Chemical formulas help in identifying the composition of substances. They illustrate the relative number of each type of atom in a compound.
In hydrated salts, the formula is presented in a way that showcases both the main ionic component and the number of water molecules.

• The chemical formula \(\text{Na}_2\text{CO}_3 \cdot n\text{H}_2\text{O}\) tells us it contains sodium, carbon, oxygen, and water.
• This formula also allows us to calculate the mass of the compound by adding the atomic masses of each constituent.
• In chemical reactions, these formulas depict how the substances interact, such as when heated and water is lost.

This knowledge is key in understanding the transformation of compounds in various physical or chemical processes.

Molar Mass

Molar mass is the mass of one mole of a substance, usually expressed in grams per mole (g/mol). It is an essential concept in stoichiometry and chemical calculations.

• The molar mass of a compound is found by adding up the atomic masses of all the atoms in the compound's chemical formula.
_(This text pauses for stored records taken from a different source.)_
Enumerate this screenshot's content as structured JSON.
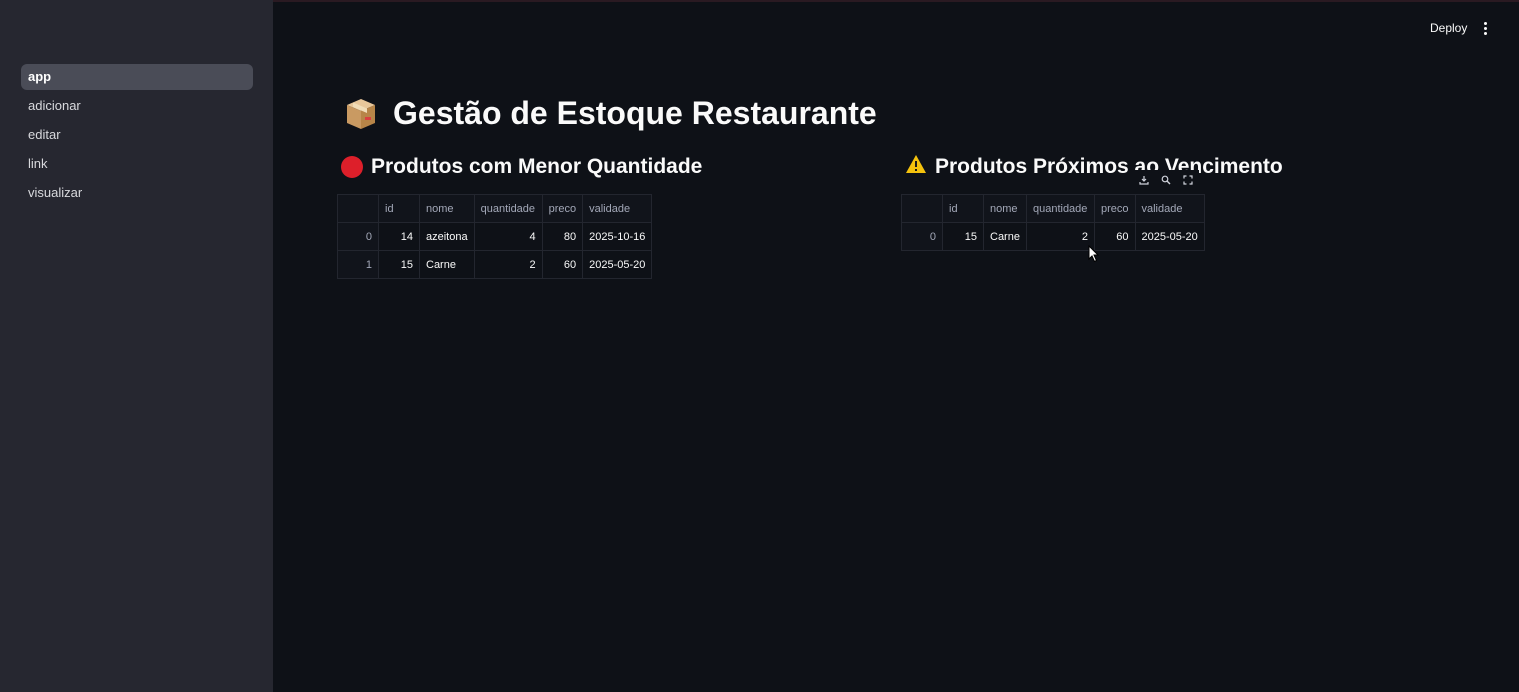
{
  "sidebar": {
    "items": [
      {
        "label": "app",
        "active": true
      },
      {
        "label": "adicionar",
        "active": false
      },
      {
        "label": "editar",
        "active": false
      },
      {
        "label": "link",
        "active": false
      },
      {
        "label": "visualizar",
        "active": false
      }
    ]
  },
  "header": {
    "deploy_label": "Deploy",
    "menu_icon": "more-vertical-icon"
  },
  "main": {
    "title": "Gestão de Estoque Restaurante",
    "title_icon": "package-box-icon",
    "low_stock": {
      "heading": "Produtos com Menor Quantidade",
      "icon": "red-circle-icon",
      "columns": [
        "",
        "id",
        "nome",
        "quantidade",
        "preco",
        "validade"
      ],
      "rows": [
        {
          "index": "0",
          "id": "14",
          "nome": "azeitona",
          "quantidade": "4",
          "preco": "80",
          "validade": "2025-10-16"
        },
        {
          "index": "1",
          "id": "15",
          "nome": "Carne",
          "quantidade": "2",
          "preco": "60",
          "validade": "2025-05-20"
        }
      ]
    },
    "expiring": {
      "heading": "Produtos Próximos ao Vencimento",
      "icon": "warning-icon",
      "columns": [
        "",
        "id",
        "nome",
        "quantidade",
        "preco",
        "validade"
      ],
      "rows": [
        {
          "index": "0",
          "id": "15",
          "nome": "Carne",
          "quantidade": "2",
          "preco": "60",
          "validade": "2025-05-20"
        }
      ]
    },
    "table_toolbar": [
      "download-icon",
      "search-icon",
      "fullscreen-icon"
    ]
  },
  "colors": {
    "background": "#0e1117",
    "sidebar": "#262730",
    "active_nav": "#4a4c57",
    "red": "#dd1f2a",
    "warning": "#f4c20d"
  }
}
For example, \(\text{Na}_2\text{CO}_3\) has a molar mass of 106 g/mol, derived from its components.
• For hydrated salts like \(\text{Na}_2\text{CO}_3 \cdot n\text{H}_2\text{O}\), the molar mass includes both the anhydrous salt and the water molecules, calculated as \(106 + 18n\).
• Molar mass plays a pivotal role when calculating the amount of substance transformed during reactions, like losing crystallization water upon heating.

This concept helps in quantifying how much of each substance is involved in a chemical process.

Anhydrous Compounds

Anhydrous compounds are those that do not contain water molecules; they are essentially the dry forms of hydrates. When the water of crystallization is removed, be it through heat or another process, the remaining substance is anhydrous.
In the context of our exercise, heating the hydrated salt \(\text{Na}_2\text{CO}_3 \cdot n\text{H}_2\text{O}\) leads to its conversion into an anhydrous state: \(\text{Na}_2\text{CO}_3\).
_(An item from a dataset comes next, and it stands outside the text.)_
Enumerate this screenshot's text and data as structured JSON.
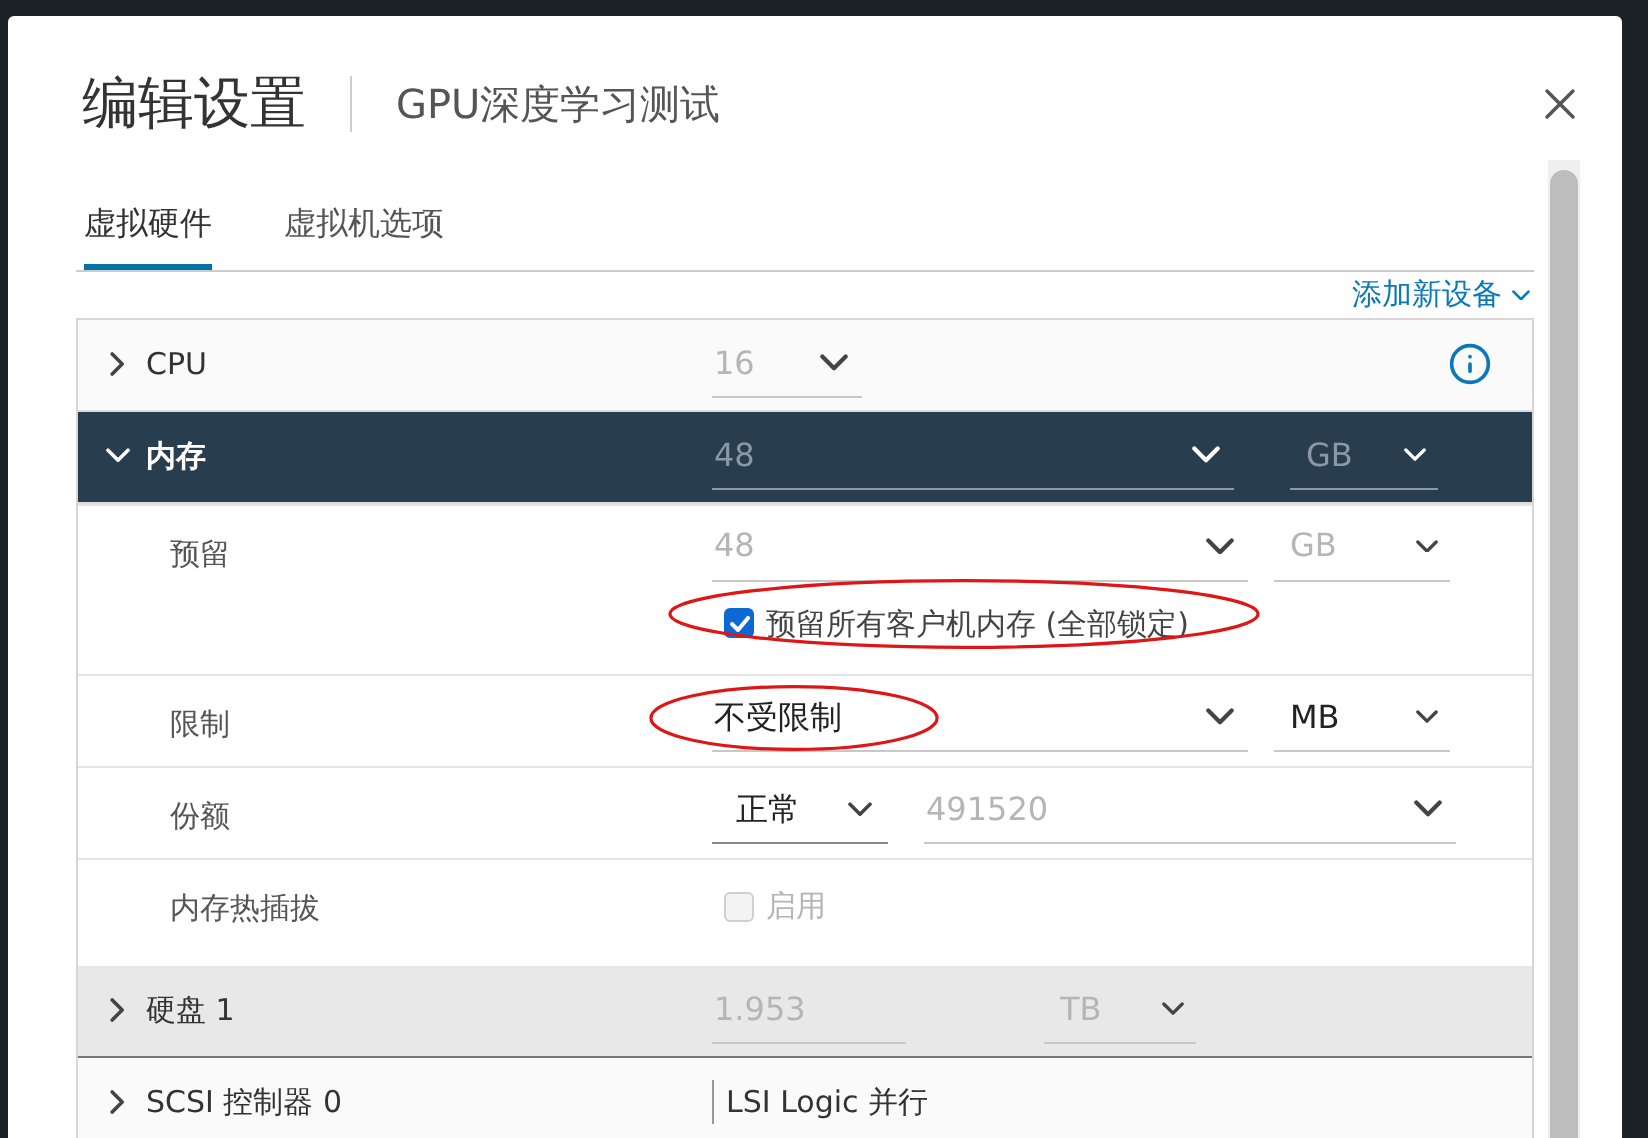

• Anhydrous compounds usually weigh less than their hydrated forms since the mass of the water is no longer part of the structure.
• This loss of water—63% in our problem—is accounted for when the salt's water content evaporates through heating, leading to a decrease in mass.
• Knowing how to form anhydrous compounds is important in various industrial and laboratory processes, where the removal of water is necessary.

This understanding helps to analyze the original compound and determine the number of water molecules it contained.